ローレン : 衣装を決めていくのはとても楽しかったですね。ライブ自体もそれに合わせていくつかのセクションに分かれているんですけど、まずはアルバム自体に赤・緑・青の色のテーマがあって、それぞれの楽曲や映像もそれぞれの色を持っていたので、それをなぞりながら、その中に『ローズマリーの赤ちゃん』とか色々なイースターエッグを織り交ぜていきました。ファンは色々な衣装自体を楽しんでくれるだろうし、もしホラー映画オタクだったら、きっと「あれは、あの作品に違いない!」って分かるんじゃないかなって。まぁ、もしみんなが分からなくても、自分が楽しいからいいやって思っていたんですけど(笑)。実際、SNSなどでファンからのたくさんの反応があって、すごく嬉しかったです。

先日、TikTokで種明かしをしたら、ファンから「これはあの作品だよね」と言われて、「いや、それはちょっとそこまで考えてなかったんだけど、まぁ、いっか」みたいなこともあったんですけど(笑)、それも含めて楽しかったですね。

ー「Final Girl」の衣装は、2013年のローレンさんご自身がモチーフであるとTikTokで語っていましたよね。

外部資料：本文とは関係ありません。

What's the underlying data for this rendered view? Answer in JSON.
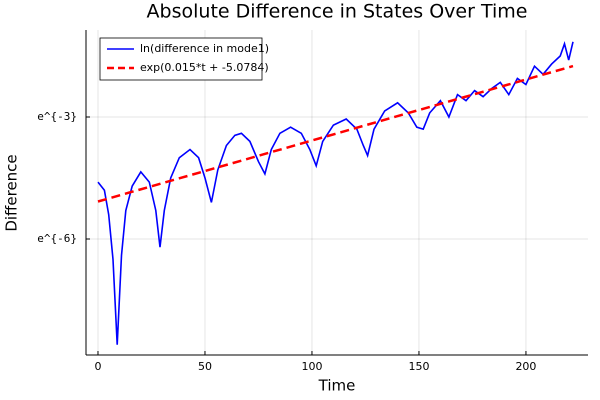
{
  "chart_data": {
    "type": "line",
    "title": "Absolute Difference in States Over Time",
    "xlabel": "Time",
    "ylabel": "Difference",
    "xlim": [
      -5.6,
      229
    ],
    "xticks": [
      0,
      50,
      100,
      150,
      200
    ],
    "ylim": [
      0.000143,
      0.423
    ],
    "ylog": true,
    "yticks": [
      {
        "value": 0.049787,
        "label": "e^{-3}"
      },
      {
        "value": 0.0024788,
        "label": "e^{-6}"
      }
    ],
    "grid": true,
    "legend": "top left",
    "series": [
      {
        "name": "ln(difference in mode1)",
        "color": "#0000ff",
        "style": "solid",
        "x": [
          0,
          3,
          5,
          7,
          9,
          11,
          13,
          16,
          20,
          24,
          27,
          29,
          31,
          34,
          38,
          43,
          47,
          50,
          53,
          56,
          60,
          64,
          67,
          71,
          75,
          78,
          81,
          85,
          90,
          95,
          99,
          102,
          105,
          110,
          116,
          121,
          124,
          126,
          129,
          134,
          140,
          145,
          149,
          152,
          155,
          160,
          164,
          168,
          172,
          176,
          180,
          184,
          188,
          192,
          196,
          200,
          204,
          208,
          212,
          216,
          218,
          220,
          222
        ],
        "values": [
          0.01005,
          0.00823,
          0.00452,
          0.0015,
          0.000184,
          0.00166,
          0.00499,
          0.0091,
          0.01291,
          0.01005,
          0.00499,
          0.00203,
          0.00499,
          0.01111,
          0.01832,
          0.02237,
          0.01832,
          0.01111,
          0.0061,
          0.01357,
          0.02472,
          0.03175,
          0.03337,
          0.02732,
          0.01657,
          0.01228,
          0.02237,
          0.03337,
          0.03877,
          0.03337,
          0.02237,
          0.015,
          0.02732,
          0.04076,
          0.04736,
          0.03688,
          0.02472,
          0.01925,
          0.03688,
          0.05784,
          0.07065,
          0.05502,
          0.03877,
          0.03688,
          0.05502,
          0.07427,
          0.04979,
          0.08629,
          0.07427,
          0.09537,
          0.08208,
          0.10026,
          0.11648,
          0.08629,
          0.12873,
          0.1108,
          0.17377,
          0.14227,
          0.18268,
          0.22313,
          0.30119,
          0.2019,
          0.31664
        ]
      },
      {
        "name": "exp(0.015*t + -5.0784)",
        "color": "#ff0000",
        "style": "dashed",
        "x": [
          0,
          222
        ],
        "values": [
          0.006228,
          0.17405
        ]
      }
    ]
  }
}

ローレン : そうですね、バンドを始めたばかりの頃はみんな今とは違うファッション・スタイルで、私はよくタイツとカットオフデニムとTシャツを着ていたんです。「Final Girl」はそんな当時のバンドや自分の状況をとてもよく表した曲だと思うし、あと、ホラー映画では毎回、他の登場人物が死んでも最後まで一生懸命逃げていて、「この子には生き延びてほしい」っていうふうに思う、応援したくなる女の子がいて、それを当時の自分になぞらえるっていう……ちょっと自己満足かもしれないんだけど(笑)、そういった意味も込めて、あの曲ではあの服を着ています。バンドの歴史やこれまでの歩みと、ホラー映画を掛け合わせるというのが今回のアルバムのテーマになっているので、ライブでもそれを反映していますね。